The transformation of the speaking ‘I’ in the poem follows the transformation of the mythological water goddess from the snake-woman, covered with scales, to the bird-woman, flying up in the sky, to a water being, a mermaid, a siren, who, also covered in scales, follows the wake left behind by ships in order to chart her course, in a timeless circular movement, an evolutionary process leading to eternity.

Such an evolutionary process cannot but echo W. B. Yates’s “Sailing to Byzantium.” There too, we find a similar triad, “fish, flesh or fowl,” and there too the triad becomes dynamic if considered as a scansion of an evolutionary process—that is, if we move it on a temporal and spatial dimension. From the sea, as a fish, comes the man/flesh, who will soar, as a fowl—both intellectually and artistically.

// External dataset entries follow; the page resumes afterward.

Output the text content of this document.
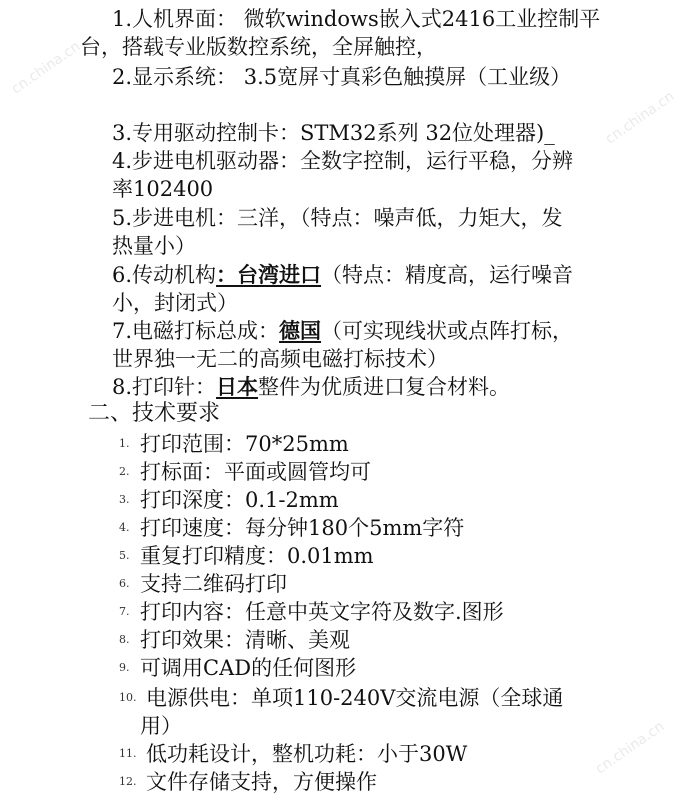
cn.china.cn
cn.china.cn
cn.china.cn
1.人机界面： 微软windows嵌入式2416工业控制平
台，搭载专业版数控系统，全屏触控，
2.显示系统： 3.5宽屏寸真彩色触摸屏（工业级）
3.专用驱动控制卡：STM32系列 32位处理器)_
4.步进电机驱动器：全数字控制，运行平稳，分辨
率102400
5.步进电机：三洋，（特点：噪声低，力矩大，发
热量小）
6.传动机构：台湾进口（特点：精度高，运行噪音
小，封闭式）
7.电磁打标总成：德国（可实现线状或点阵打标，
世界独一无二的高频电磁打标技术）
8.打印针：日本整件为优质进口复合材料。
二、技术要求
1. 打印范围：70*25mm
2. 打标面：平面或圆管均可
3. 打印深度：0.1-2mm
4. 打印速度：每分钟180个5mm字符
5. 重复打印精度：0.01mm
6. 支持二维码打印
7. 打印内容：任意中英文字符及数字.图形
8. 打印效果：清晰、美观
9. 可调用CAD的任何图形
10. 电源供电：单项110-240V交流电源（全球通
用）
11. 低功耗设计，整机功耗：小于30W
12. 文件存储支持，方便操作
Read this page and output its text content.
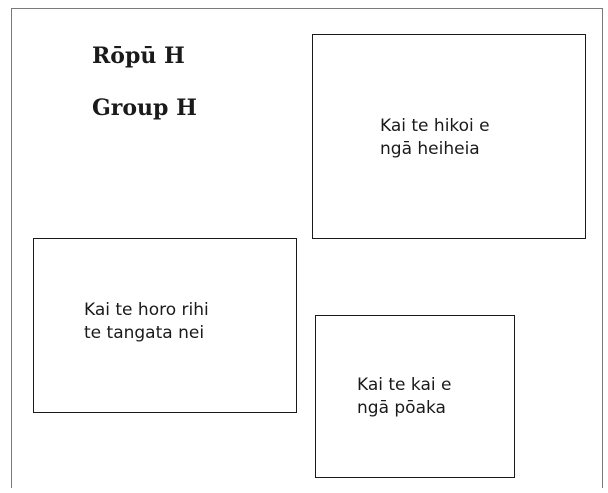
Rōpū H
Group H

Kai te hikoi e
ngā heiheia

Kai te horo rihi
te tangata nei

Kai te kai e
ngā pōaka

The form of symbolism reached by McCallum is similar to Yates’s. As in Yates, her conception of the universe is both mystical and visionary, based on images which become symbols, of beliefs and folklore which allow her to create her own order of things, her own cosmic system. And here too the speaking ‘I’ becomes the symbol of the Artist.

Once again, almost without perceivable efforts, McCallum combines experiences and influences from the many cultures that make her one of the most challenging voices in contemporary literature.

Using and reinventing language, McCallum unveils the self that, through appearing through metaphors and images, has been hidden from public view. Then she leads us towards unknown and scary territories, to the final realization that the madwoman is what we see when we wander “the hall of mirrors” and look deep enough into the broken mirror of life.

(1) Sirens are said to have been snake-women, or to have been given wings by Demeter, who was hoping their songs would help find her daughter Persephone. They were the bird-women who would accompany the dead to the Underworld, and who later lost their wings when challenging the Muses, Zeus’s daughters, for the best song.

(2) Sabine Jell-Bahlsen, The Water Goddess in Igbo Cosmology, Trenton and Asmara: Africa World Press, 2008, p. 196.